— И ты об этом просишь, Рейнике? — спросил Лубенцов в упор молодого парня, который пунцово покраснел.
Лубенцов долго молчал, наконец, когда ему самому стало уже невмоготу, сказал:
— Если у Фледера земли мало, так его и не тронут. Ведь закон ясен… Ну и ну! Беда с вами, немцы! Когда вы уже поймете, что можно жить без хозяев, самим быть хозяевами…
— Господин комендант, — вмешался Рейнике. Он был по-прежнему пунцово-красен и чуть не плакал. — Не поймите нас неправильно… Мы понимаем. Вся наша жизнь в земельной реформе. Мы только… Мы…
Лубенцов грустно улыбнулся.
— Все, — сказал он. — Ваше ходатайство мы учтем, конечно.
Они торопливо и молча покинули кабинет.
На этом прием закончился. Лубенцов отослал Ксению, посидел несколько минут в одиночестве, потом вспомнил о Чохове и велел справиться о нем. Чохова все еще не было.
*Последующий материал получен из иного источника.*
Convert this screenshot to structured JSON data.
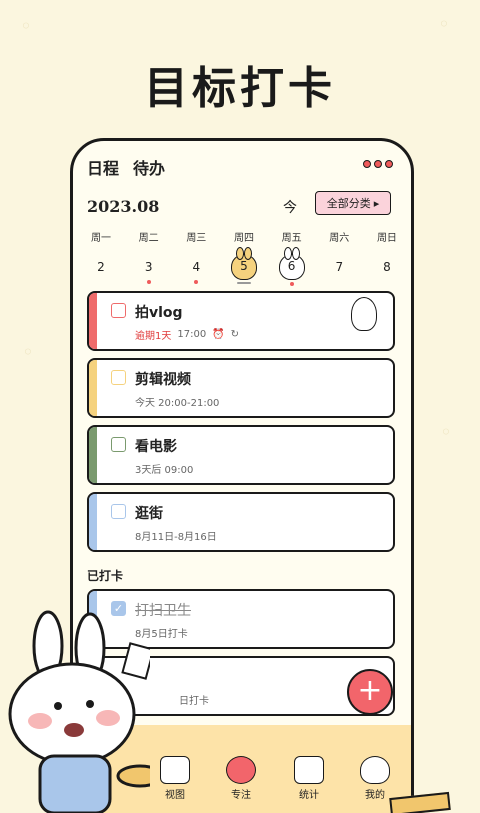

Лубенцов пошел в ратушу, где располагалась районная комиссия по земельной реформе, и поднялся к Лерхе. Тот уже знал про депутацию батраков.
— Рейнике будем исключать из партии! — вскричал он.
— Не за что. Его воспитать надо, а не исключать. Он и сам, кажется, горько жалеет о том, что сделал. Ладно. Пошли посмотрим собор — я обещал Клаусталю. Только захватите Форлендера.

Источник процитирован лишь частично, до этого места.